Truth: Boy, wouldn’t this be great if it worked? Sadly, it did not, several times on our Suburban and Prius. Luckily we were just testing it and not actually stranded somewhere.

Rumor: You can send reminders to yourself to take your medicine. Or buy bread. Or anything.
Truth: Jott.com is a dictation and transcription service that lets you call in messages to yourself; after you’ve dictated a 30-second message, it turns it into an e-mail or text message to your chosen end destination. So when you dictate “Pick up the kids from preschool” into your phone while you’re driving, it winds up as an e-mail on your office computer. The service is currently free.

Rumor: Your battery is low and you are nowhere near a recharging power cord. Just dial (ASTERISK)3370# and your battery will, somehow, get half of its juice back.
Truth: The online posters of this rumor never say what you hit after the number sign: Send? OK? Pwr End? We tried them all with a somewhat low battery and guess what? Nothing. Oh wait, a second number to try is (ASTERISK)#4720#. Guess what? More of the same. What does work, sometimes, is to turn off your phone for a few minutes and turn it back on. You often get just enough power to call to say you’re going to be late.

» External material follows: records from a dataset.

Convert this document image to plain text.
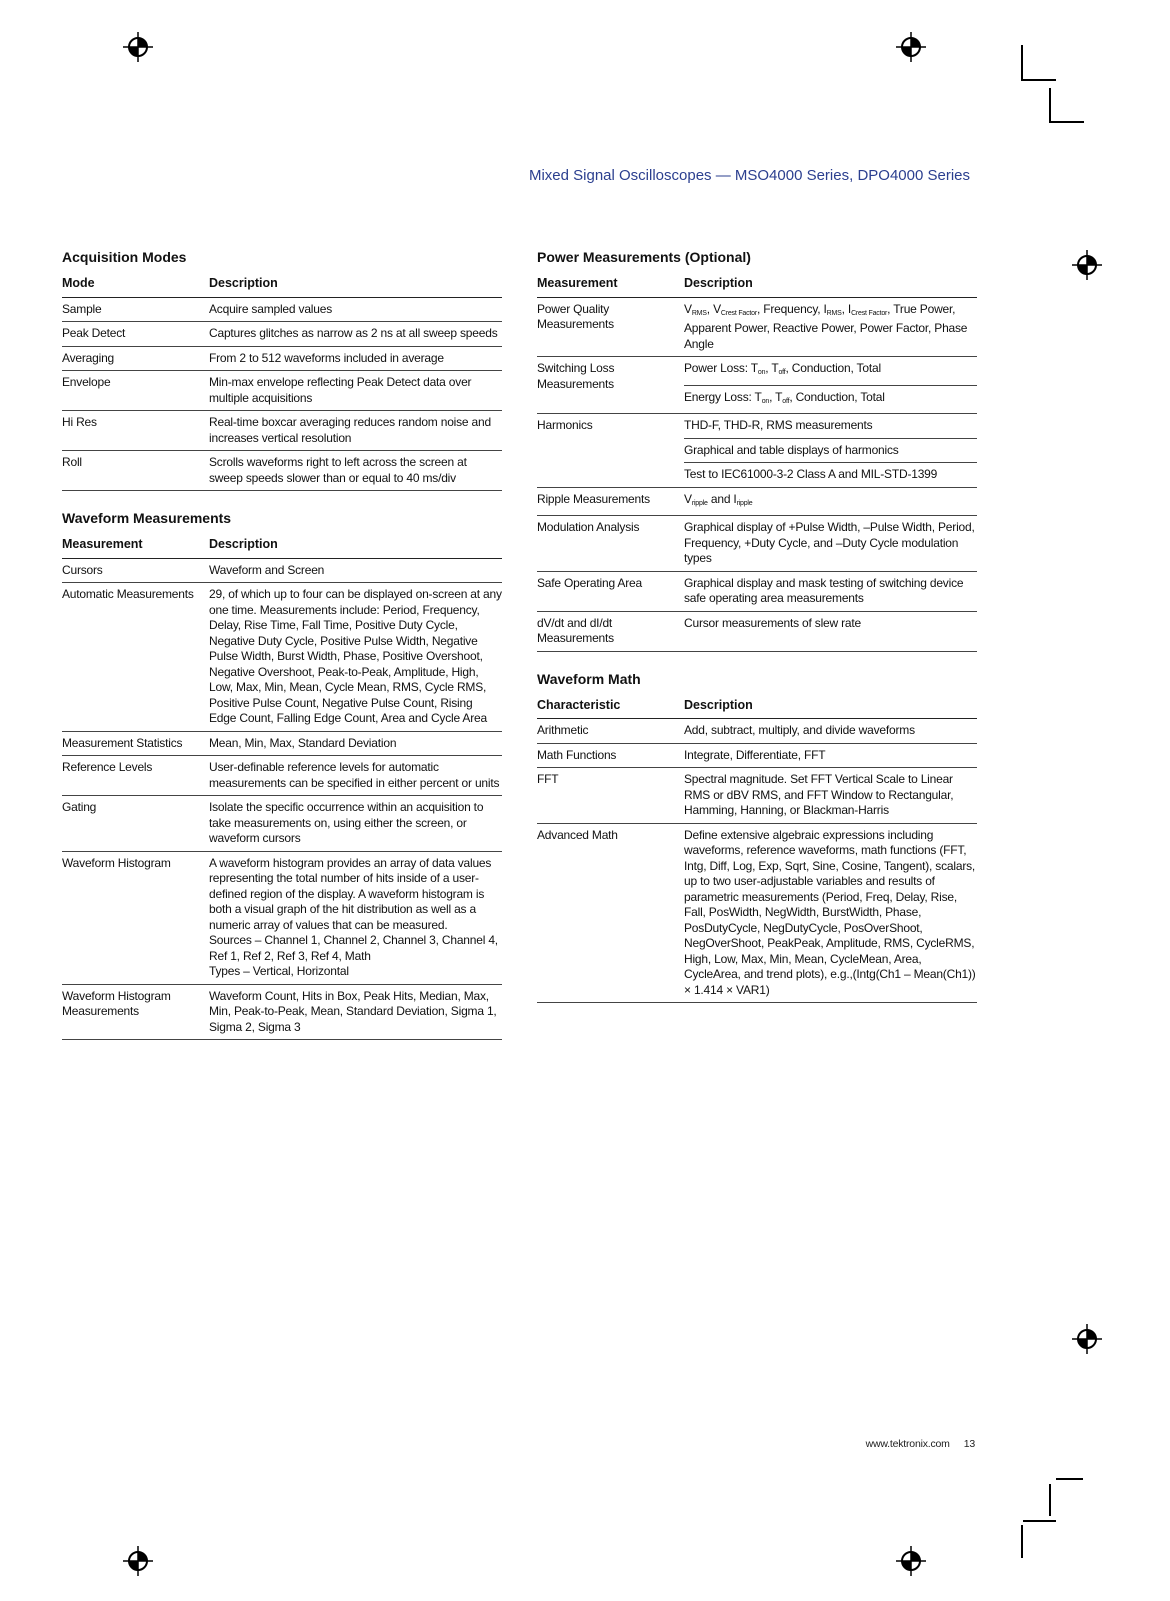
Mixed Signal Oscilloscopes — MSO4000 Series, DPO4000 Series
Acquisition Modes
Mode	Description
Sample	Acquire sampled values
Peak Detect	Captures glitches as narrow as 2 ns at all sweep speeds
Averaging	From 2 to 512 waveforms included in average
Envelope	Min-max envelope reflecting Peak Detect data over multiple acquisitions
Hi Res	Real-time boxcar averaging reduces random noise and increases vertical resolution
Roll	Scrolls waveforms right to left across the screen at sweep speeds slower than or equal to 40 ms/div
Waveform Measurements
Measurement	Description
Cursors	Waveform and Screen
Automatic Measurements	29, of which up to four can be displayed on-screen at any one time. Measurements include: Period, Frequency, Delay, Rise Time, Fall Time, Positive Duty Cycle, Negative Duty Cycle, Positive Pulse Width, Negative Pulse Width, Burst Width, Phase, Positive Overshoot, Negative Overshoot, Peak-to-Peak, Amplitude, High, Low, Max, Min, Mean, Cycle Mean, RMS, Cycle RMS, Positive Pulse Count, Negative Pulse Count, Rising Edge Count, Falling Edge Count, Area and Cycle Area
Measurement Statistics	Mean, Min, Max, Standard Deviation
Reference Levels	User-definable reference levels for automatic measurements can be specified in either percent or units
Gating	Isolate the specific occurrence within an acquisition to take measurements on, using either the screen, or waveform cursors
Waveform Histogram	A waveform histogram provides an array of data values representing the total number of hits inside of a user-defined region of the display. A waveform histogram is both a visual graph of the hit distribution as well as a numeric array of values that can be measured.
Sources – Channel 1, Channel 2, Channel 3, Channel 4, Ref 1, Ref 2, Ref 3, Ref 4, Math
Types – Vertical, Horizontal

Waveform Histogram Measurements	Waveform Count, Hits in Box, Peak Hits, Median, Max, Min, Peak-to-Peak, Mean, Standard Deviation, Sigma 1, Sigma 2, Sigma 3
Power Measurements (Optional)
Measurement	Description
Power Quality Measurements	$V_{RMS}$, $V_{Crest Factor}$, Frequency, $I_{RMS}$, $I_{Crest Factor}$, True Power, Apparent Power, Reactive Power, Power Factor, Phase Angle
Switching Loss Measurements	Power Loss: $T_{on}$, $T_{off}$, Conduction, Total
	Energy Loss: $T_{on}$, $T_{off}$, Conduction, Total
Harmonics	THD-F, THD-R, RMS measurements
	Graphical and table displays of harmonics
	Test to IEC61000-3-2 Class A and MIL-STD-1399
Ripple Measurements	$V_{ripple}$ and $I_{ripple}$
Modulation Analysis	Graphical display of +Pulse Width, –Pulse Width, Period, Frequency, +Duty Cycle, and –Duty Cycle modulation types
Safe Operating Area	Graphical display and mask testing of switching device safe operating area measurements
dV/dt and dI/dt Measurements	Cursor measurements of slew rate
Waveform Math
Characteristic	Description
Arithmetic	Add, subtract, multiply, and divide waveforms
Math Functions	Integrate, Differentiate, FFT
FFT	Spectral magnitude. Set FFT Vertical Scale to Linear RMS or dBV RMS, and FFT Window to Rectangular, Hamming, Hanning, or Blackman-Harris
Advanced Math	Define extensive algebraic expressions including waveforms, reference waveforms, math functions (FFT, Intg, Diff, Log, Exp, Sqrt, Sine, Cosine, Tangent), scalars, up to two user-adjustable variables and results of parametric measurements (Period, Freq, Delay, Rise, Fall, PosWidth, NegWidth, BurstWidth, Phase, PosDutyCycle, NegDutyCycle, PosOverShoot, NegOverShoot, PeakPeak, Amplitude, RMS, CycleRMS, High, Low, Max, Min, Mean, CycleMean, Area, CycleArea, and trend plots), e.g.,(Intg(Ch1 – Mean(Ch1)) × 1.414 × VAR1)
www.tektronix.com 13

Rumor: If you are hit by lightning while carrying your cell phone, injuries will be more severe.
Truth: Examinations of folks hit by lightning who were carrying a cell phone or other electronic device _ iPods, too _ were more severely burned than usual. They’ve even seen trace burns that follow the trail of the wires to the earbuds.

Rumor: You can update your blog from your cell phone.
Truth: It’s true. Once you set up an account at www.blogger.com, you can post updates and photos via your cell phone by sending missives to go@blogger.com. From there you get additional routing directions. You can also create a new blog via cell as well. The service is free.

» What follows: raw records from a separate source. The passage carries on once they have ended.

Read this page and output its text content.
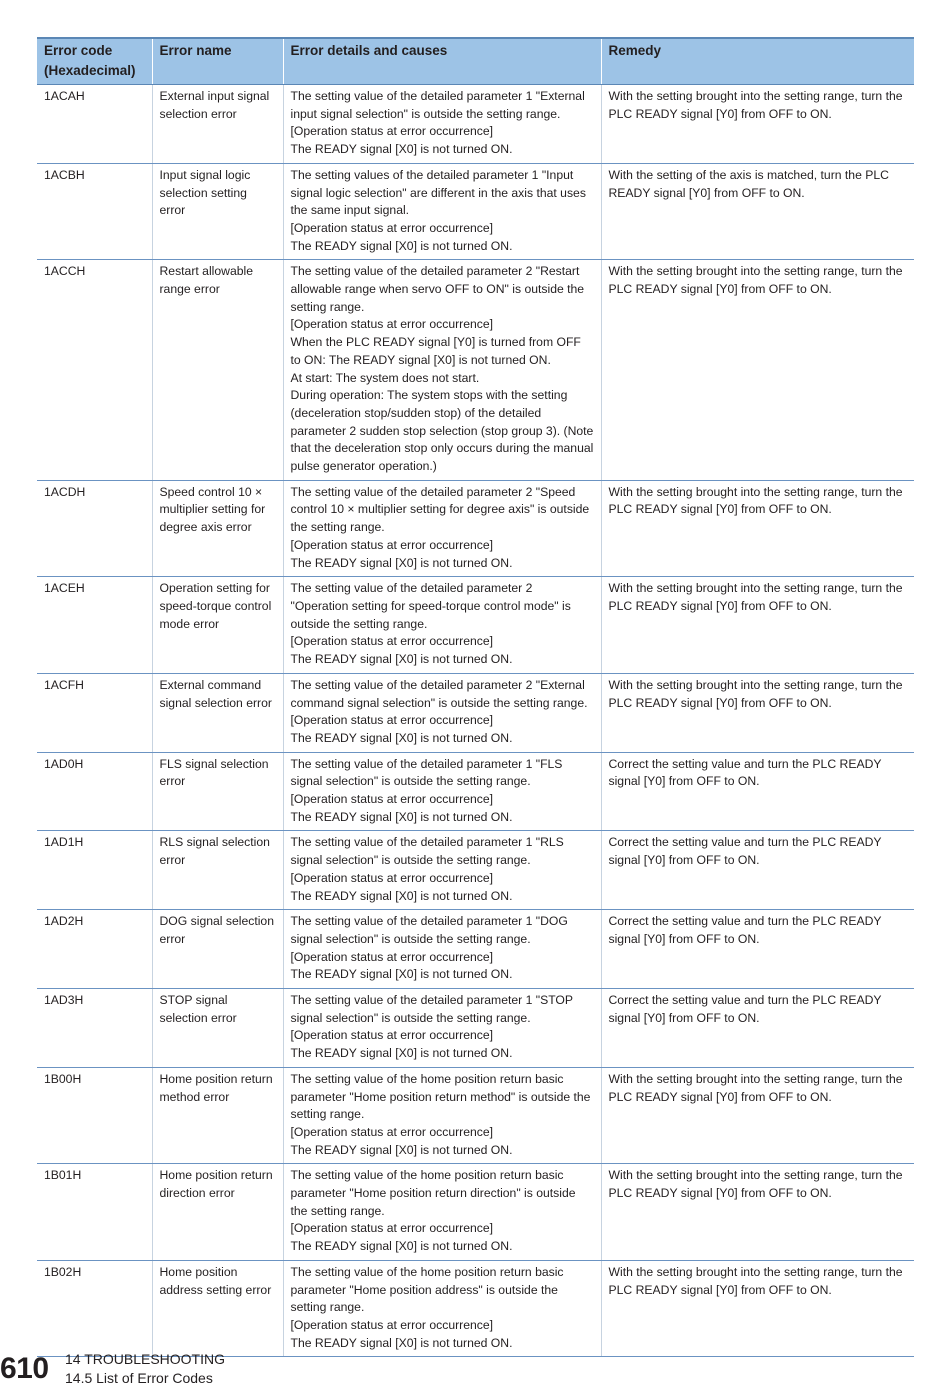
Error code
(Hexadecimal)	Error name	Error details and causes	Remedy
1ACAH	External input signal selection error	The setting value of the detailed parameter 1 "External input signal selection" is outside the setting range.
[Operation status at error occurrence]
The READY signal [X0] is not turned ON.	With the setting brought into the setting range, turn the PLC READY signal [Y0] from OFF to ON.
1ACBH	Input signal logic selection setting error	The setting values of the detailed parameter 1 "Input signal logic selection" are different in the axis that uses the same input signal.
[Operation status at error occurrence]
The READY signal [X0] is not turned ON.	With the setting of the axis is matched, turn the PLC READY signal [Y0] from OFF to ON.
1ACCH	Restart allowable range error	The setting value of the detailed parameter 2 "Restart allowable range when servo OFF to ON" is outside the setting range.
[Operation status at error occurrence]
When the PLC READY signal [Y0] is turned from OFF to ON: The READY signal [X0] is not turned ON.
At start: The system does not start.
During operation: The system stops with the setting (deceleration stop/sudden stop) of the detailed parameter 2 sudden stop selection (stop group 3). (Note that the deceleration stop only occurs during the manual pulse generator operation.)	With the setting brought into the setting range, turn the PLC READY signal [Y0] from OFF to ON.
1ACDH	Speed control 10 × multiplier setting for degree axis error	The setting value of the detailed parameter 2 "Speed control 10 × multiplier setting for degree axis" is outside the setting range.
[Operation status at error occurrence]
The READY signal [X0] is not turned ON.	With the setting brought into the setting range, turn the PLC READY signal [Y0] from OFF to ON.
1ACEH	Operation setting for speed-torque control mode error	The setting value of the detailed parameter 2 "Operation setting for speed-torque control mode" is outside the setting range.
[Operation status at error occurrence]
The READY signal [X0] is not turned ON.	With the setting brought into the setting range, turn the PLC READY signal [Y0] from OFF to ON.
1ACFH	External command signal selection error	The setting value of the detailed parameter 2 "External command signal selection" is outside the setting range.
[Operation status at error occurrence]
The READY signal [X0] is not turned ON.	With the setting brought into the setting range, turn the PLC READY signal [Y0] from OFF to ON.
1AD0H	FLS signal selection error	The setting value of the detailed parameter 1 "FLS signal selection" is outside the setting range.
[Operation status at error occurrence]
The READY signal [X0] is not turned ON.	Correct the setting value and turn the PLC READY signal [Y0] from OFF to ON.
1AD1H	RLS signal selection error	The setting value of the detailed parameter 1 "RLS signal selection" is outside the setting range.
[Operation status at error occurrence]
The READY signal [X0] is not turned ON.	Correct the setting value and turn the PLC READY signal [Y0] from OFF to ON.
1AD2H	DOG signal selection error	The setting value of the detailed parameter 1 "DOG signal selection" is outside the setting range.
[Operation status at error occurrence]
The READY signal [X0] is not turned ON.	Correct the setting value and turn the PLC READY signal [Y0] from OFF to ON.
1AD3H	STOP signal selection error	The setting value of the detailed parameter 1 "STOP signal selection" is outside the setting range.
[Operation status at error occurrence]
The READY signal [X0] is not turned ON.	Correct the setting value and turn the PLC READY signal [Y0] from OFF to ON.
1B00H	Home position return method error	The setting value of the home position return basic parameter "Home position return method" is outside the setting range.
[Operation status at error occurrence]
The READY signal [X0] is not turned ON.	With the setting brought into the setting range, turn the PLC READY signal [Y0] from OFF to ON.
1B01H	Home position return direction error	The setting value of the home position return basic parameter "Home position return direction" is outside the setting range.
[Operation status at error occurrence]
The READY signal [X0] is not turned ON.	With the setting brought into the setting range, turn the PLC READY signal [Y0] from OFF to ON.
1B02H	Home position address setting error	The setting value of the home position return basic parameter "Home position address" is outside the setting range.
[Operation status at error occurrence]
The READY signal [X0] is not turned ON.	With the setting brought into the setting range, turn the PLC READY signal [Y0] from OFF to ON.
610 14 TROUBLESHOOTING
14.5 List of Error Codes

Rumor: Your cell phone can get you a traffic ticket.
Truth: If you hold your phone up to your ear while driving, you will get a ticket from police in an increasing number of states and the District of Columbia. You can use hands-free systems _ Bluetooth headsets and built-in car telephone systems, for instance _ but you can’t talk or text and drive without risking a fine. So far Texas hasn’t passed the law.

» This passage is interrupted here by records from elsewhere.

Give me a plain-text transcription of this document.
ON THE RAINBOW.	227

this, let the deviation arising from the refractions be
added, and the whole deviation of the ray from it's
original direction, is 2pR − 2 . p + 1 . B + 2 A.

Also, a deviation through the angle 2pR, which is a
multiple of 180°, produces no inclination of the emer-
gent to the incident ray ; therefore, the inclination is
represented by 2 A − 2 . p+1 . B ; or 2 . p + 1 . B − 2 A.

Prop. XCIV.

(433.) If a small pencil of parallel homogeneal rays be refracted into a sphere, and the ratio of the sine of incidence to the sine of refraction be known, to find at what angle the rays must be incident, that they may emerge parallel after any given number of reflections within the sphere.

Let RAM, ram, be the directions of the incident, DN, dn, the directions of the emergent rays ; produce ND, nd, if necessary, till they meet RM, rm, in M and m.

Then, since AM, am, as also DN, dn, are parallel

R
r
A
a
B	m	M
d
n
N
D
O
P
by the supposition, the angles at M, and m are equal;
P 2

Rumor: You can settle a wager or dispute with your cell phone.
Truth: All you have to do to get the answer to anything, at any time, from any place, is to register with www.mosio.com. Members of the Mosio “Qniverse” (question universe) are standing by to look up your answer. You can ask about locations, recommendations, trivia… Pretty cool, and it’s free.

Rumor: You can shoot a bullet with a cell phone.
Truth: Someone has constructed a crude four-shot .22 caliber cell phone for creating the ultimate busy signal. Officials aren’t too worried about them because they’re not mass-produced.

© 2008, Fort Worth Star-Telegram.
Distributed by McClatchy-Tribune Information Services.